New Idiot on the Block


New Idiot on the Block
 
As a kid into fast little outboards me and buddy would find or steal gas tanks that looked rougher than that and restore them fine by lye boiling and shaking with wased off lime stone coral rocks. Lye can eat right through steel after a while of course and once and a while it eat a hole in tank but better find out while still on shore.
https://www.google.com/?gws_rd=ssl#q=ly ... +gas+tanks

What ever coating that remains after lye boil and rough items violent shaking should just be left in place and then Novalac coated thicky permenantly over so in couple centuries they'll find the novalac [Caswell] resin shaped tank with just rust powder sicking to it hear and there but still usable for gas tank on the road. Not a bad idea to heat the coating pretty good after it semi-sets-hardens over a day or so.

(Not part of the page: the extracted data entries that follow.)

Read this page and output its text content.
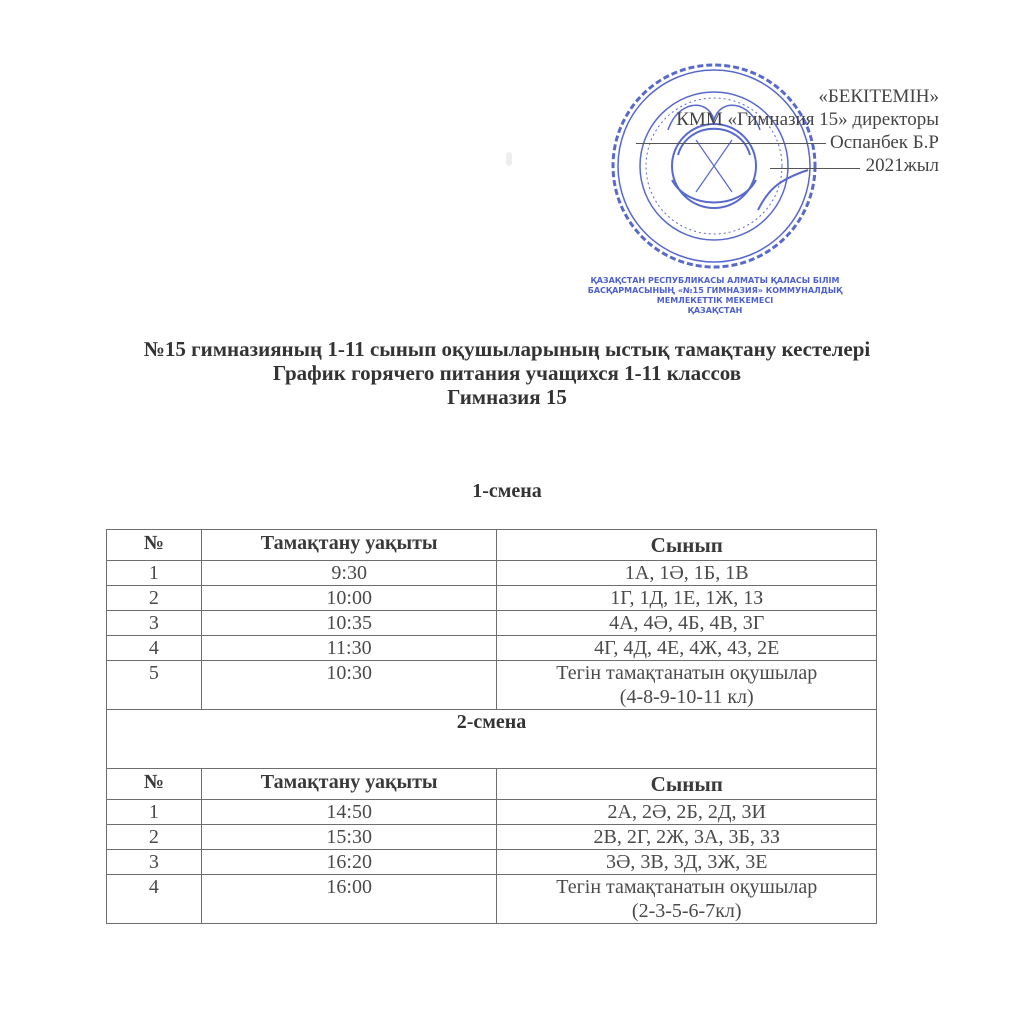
ҚАЗАҚСТАН РЕСПУБЛИКАСЫ АЛМАТЫ ҚАЛАСЫ БІЛІМ БАСҚАРМАСЫНЫҢ «№15 ГИМНАЗИЯ» КОММУНАЛДЫҚ МЕМЛЕКЕТТІК МЕКЕМЕСІ
ҚАЗАҚСТАН
«БЕКІТЕМІН»
КММ «Гимназия 15» директоры
Оспанбек Б.Р
2021жыл
№15 гимназияның 1-11 сынып оқушыларының ыстық тамақтану кестелері
График горячего питания учащихся 1-11 классов
Гимназия 15
1-смена
№	Тамақтану уақыты	Сынып
1	9:30	1А, 1Ә, 1Б, 1В
2	10:00	1Г, 1Д, 1Е, 1Ж, 1З
3	10:35	4А, 4Ә, 4Б, 4В, 3Г
4	11:30	4Г, 4Д, 4Е, 4Ж, 4З, 2Е
5	10:30	Тегін тамақтанатын оқушылар
(4-8-9-10-11 кл)

2-смена		

№	Тамақтану уақыты	Сынып
1	14:50	2А, 2Ә, 2Б, 2Д, 3И
2	15:30	2В, 2Г, 2Ж, 3А, 3Б, 3З
3	16:20	3Ә, 3В, 3Д, 3Ж, 3Е
4	16:00	Тегін тамақтанатын оқушылар
(2-3-5-6-7кл)
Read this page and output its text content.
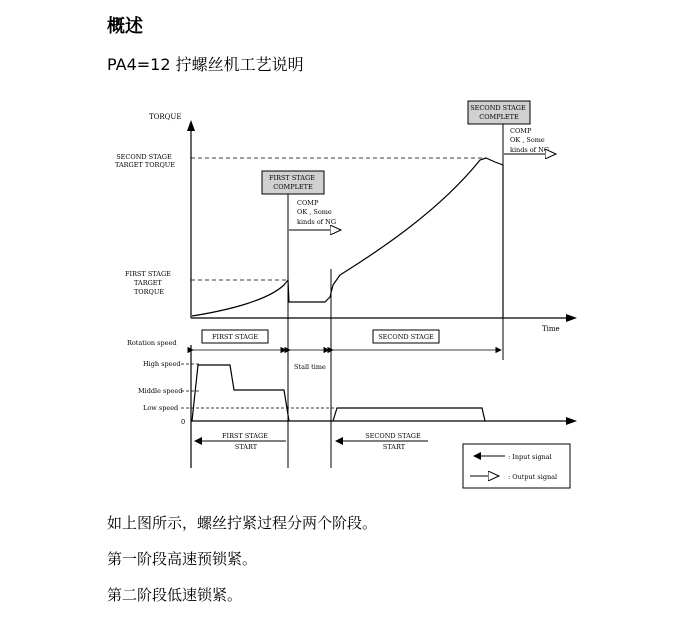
概述
PA4=12 拧螺丝机工艺说明
TORQUE
Time
SECOND STAGE TARGET TORQUE
FIRST STAGE TARGET TORQUE
FIRST STAGE COMPLETE
COMP OK , Some kinds of NG
SECOND STAGE COMPLETE
COMP OK , Some kinds of NG
FIRST STAGE	SECOND STAGE
Stall time
Rotation speed
High speed
Middle speed
Low speed
0
FIRST STAGE START
SECOND STAGE START
: Input signal
: Output signal
如上图所示，螺丝拧紧过程分两个阶段。
第一阶段高速预锁紧。
第二阶段低速锁紧。
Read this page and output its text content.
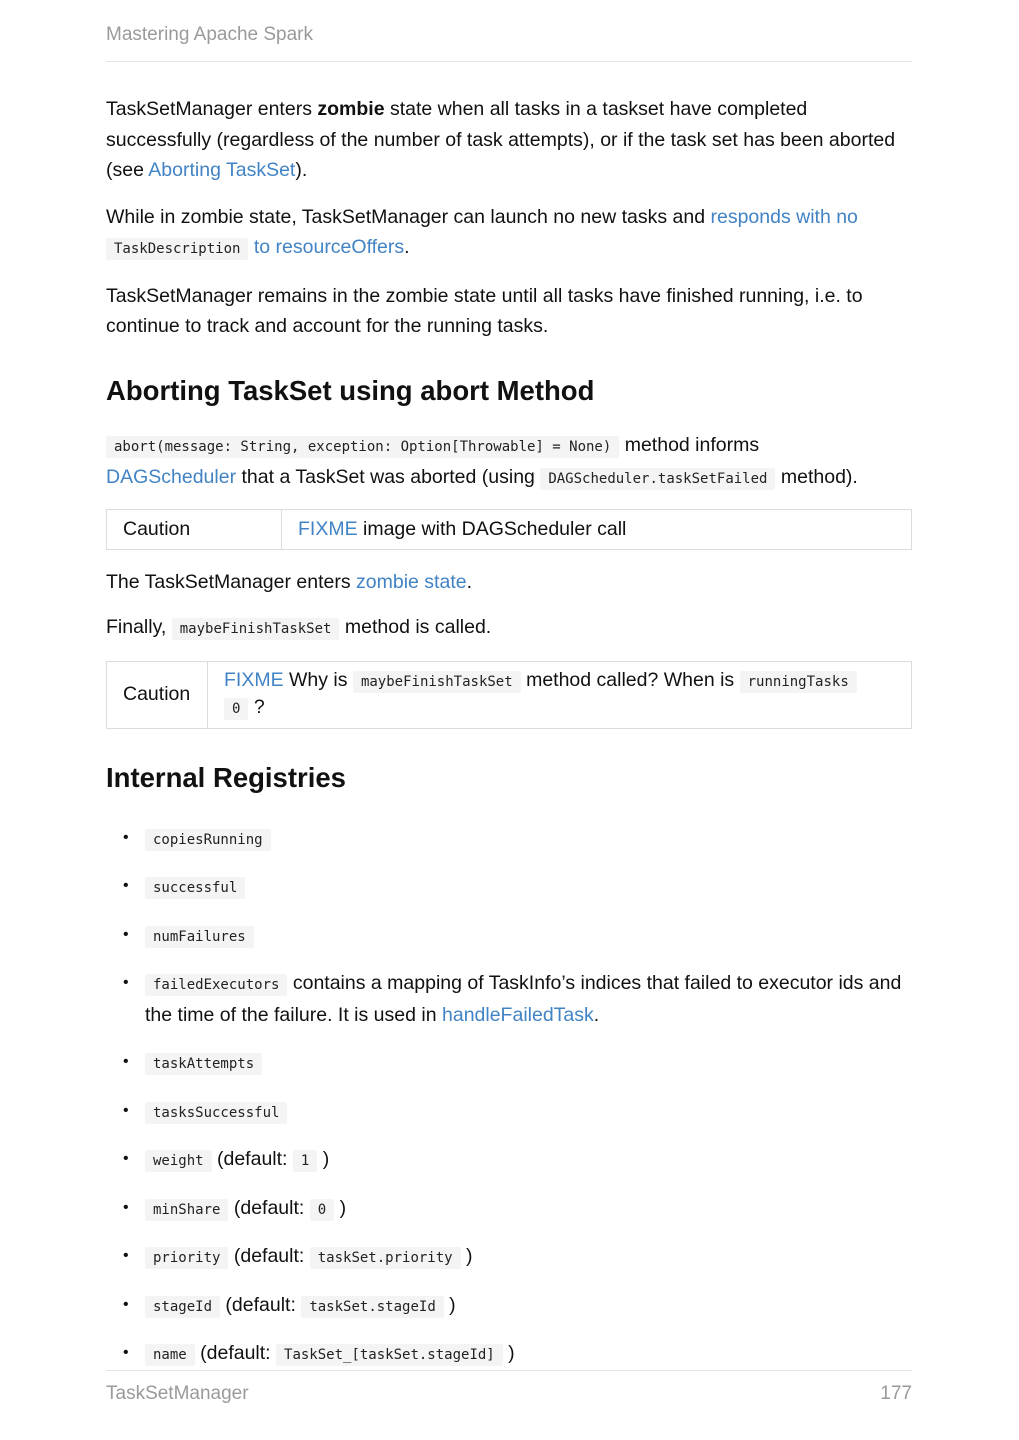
Mastering Apache Spark

TaskSetManager enters zombie state when all tasks in a taskset have completed successfully (regardless of the number of task attempts), or if the task set has been aborted (see Aborting TaskSet).

While in zombie state, TaskSetManager can launch no new tasks and responds with no
TaskDescription to resourceOffers.

TaskSetManager remains in the zombie state until all tasks have finished running, i.e. to continue to track and account for the running tasks.

Aborting TaskSet using abort Method

abort(message: String, exception: Option[Throwable] = None) method informs
DAGScheduler that a TaskSet was aborted (using DAGScheduler.taskSetFailed method).

Caution	FIXME image with DAGScheduler call

The TaskSetManager enters zombie state.

Finally, maybeFinishTaskSet method is called.

Caution
FIXME Why is maybeFinishTaskSet method called? When is runningTasks
0 ?
Internal Registries
• copiesRunning
• successful
• numFailures
• failedExecutors contains a mapping of TaskInfo’s indices that failed to executor ids and the time of the failure. It is used in handleFailedTask.
• taskAttempts
• tasksSuccessful
• weight (default: 1 )
• minShare (default: 0 )
• priority (default: taskSet.priority )
• stageId (default: taskSet.stageId )
• name (default: TaskSet_[taskSet.stageId] )
TaskSetManager	177
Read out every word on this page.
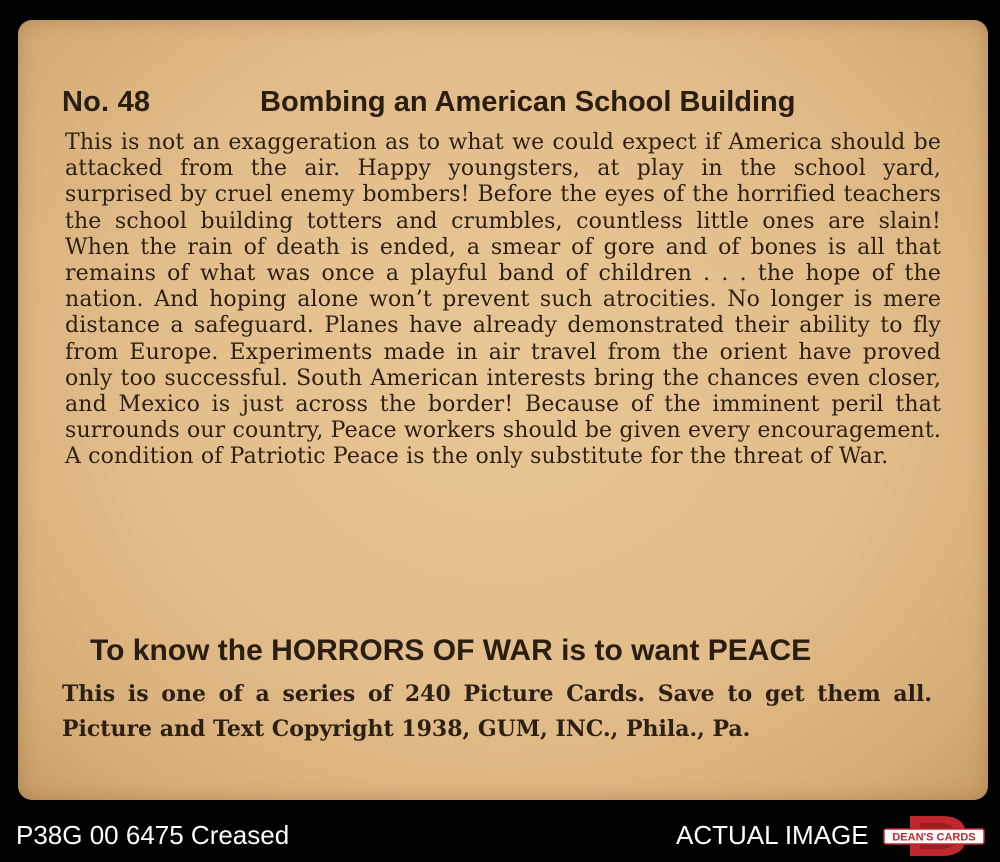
No. 48	Bombing an American School Building
This is not an exaggeration as to what we could expect if America should be attacked from the air. Happy youngsters, at play in the school yard, surprised by cruel enemy bombers! Before the eyes of the horrified teachers the school building totters and crumbles, countless little ones are slain! When the rain of death is ended, a smear of gore and of bones is all that remains of what was once a playful band of children . . . the hope of the nation. And hoping alone won’t prevent such atrocities. No longer is mere distance a safeguard. Planes have already demonstrated their ability to fly from Europe. Experiments made in air travel from the orient have proved only too successful. South American interests bring the chances even closer, and Mexico is just across the border! Because of the imminent peril that surrounds our country, Peace workers should be given every encouragement. A condition of Patriotic Peace is the only substitute for the threat of War.
To know the HORRORS OF WAR is to want PEACE
This is one of a series of 240 Picture Cards. Save to get them all. Picture and Text Copyright 1938, GUM, INC., Phila., Pa.
P38G 00 6475 Creased	ACTUAL IMAGE DEAN'S CARDS
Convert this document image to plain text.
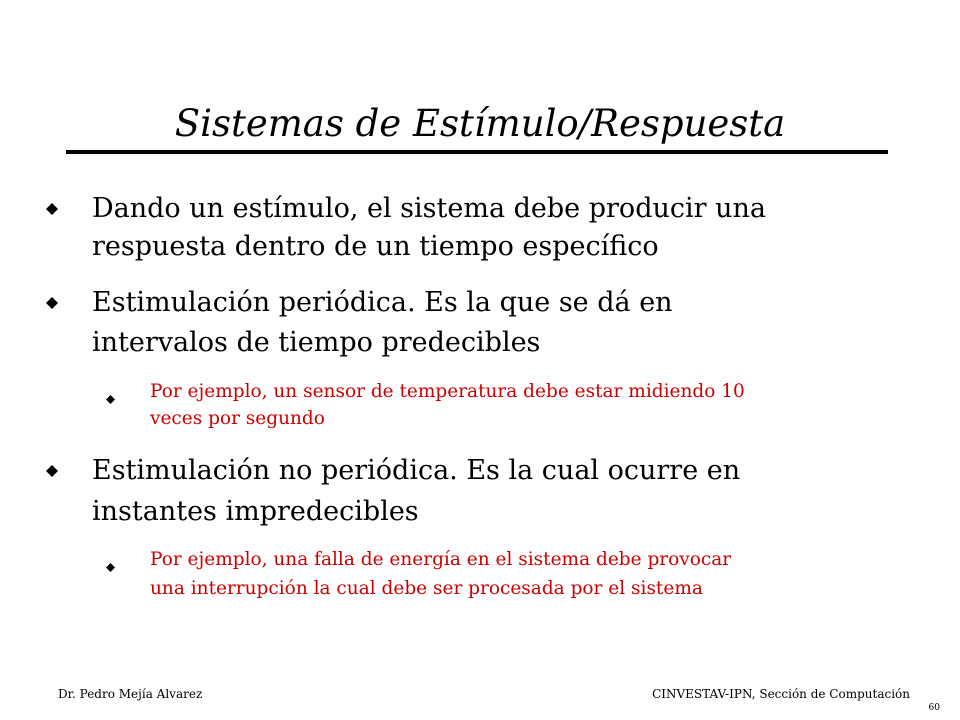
Sistemas de Estímulo/Respuesta
Dando un estímulo, el sistema debe producir una
respuesta dentro de un tiempo específico
Estimulación periódica. Es la que se dá en
intervalos de tiempo predecibles
Por ejemplo, un sensor de temperatura debe estar midiendo 10
veces por segundo
Estimulación no periódica. Es la cual ocurre en
instantes impredecibles
Por ejemplo, una falla de energía en el sistema debe provocar
una interrupción la cual debe ser procesada por el sistema
Dr. Pedro Mejía Alvarez	CINVESTAV-IPN, Sección de Computación
60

BTW the cap rolled pin is not very hard to bump out the way while sill hangning in a cap hingle so easy to put back on though your caps may be pure trash.
 
FreeRadical said:
I'm posting a couple of pics of the inside of the tank. The guy lined it himself (no, really?!) and it's in pretty rough shape. Will MEK and some drywall screws get rid of the liner so I can start fresh? FYI - the tank has a dent and needs to be re-painted at some point. Wondering if I should just leave the whole job to the pros on this one.

Ugh. Looks like the P.O. did a real shitty job sealing it. Didn't even mask-off the gas cap seal. What a Bozo. He probably didn't prep the tank properly either. Light color, looks like Kreem to me.

Since you're going to re-paint it anyway, why not check with a radiator shop and just have the whole thing hot-dipped and stripped. They're got big hot tanks of caustic chemicals that will take the hide off a rhinoceros. It will remove all the Bondo from the outside as well (your paint guy will love you for it). Then you can re-seal the tank properly using POR15 or Caswell 2-part epoxy (the stuff is bulletproof). My tank has been extensively repaired by Ross Thompson and he coats his tanks with some black shuff, I think it's POR15, which seems to be holding up just fine to our 10% ethanol. Probably easier just applying the single stage stuff.

You'll need to remove the cas cap first. You have to drive the roll-pin out with a suitable sized drift and hammer.
 
I in NO WAY want to start a debate about oil; however, it is time for me to drain the fluids while I wait for some carb parts to arrive. Did someone say a good quality 20w50 motorcycle oil and some zddp was a more-or-less accepted method of lubrication? I have some Marvel Mystery oil on my shelf - is that an acceptable substitute for zddp?

I am also having a hard time finding SAE 90 EP gear oil that doesn't come in a 55 gallon drum!

Thanks a bunch!

Kevin
 
FreeRadical said:
I in NO WAY want to start a debate about oil; however, it is time for me to drain the fluids while I wait for some carb parts to arrive. Did someone say a good quality 20w50 motorcycle oil and some zddp was a more-or-less accepted method of lubrication? I have some Marvel Mystery oil on my shelf - is that an acceptable substitute for zddp?

I am also having a hard time finding SAE 90 EP gear oil that doesn't come in a 55 gallon drum!

Thanks a bunch!

Kevin

Any good 20W50 "V Twin" motorcycle oil is fine. Also you should find pointy top quart bottles of 80W90 gear lube on the shelves of most auto parts stores, heck even Walmarts. I buy both of these at the AutoZone chains.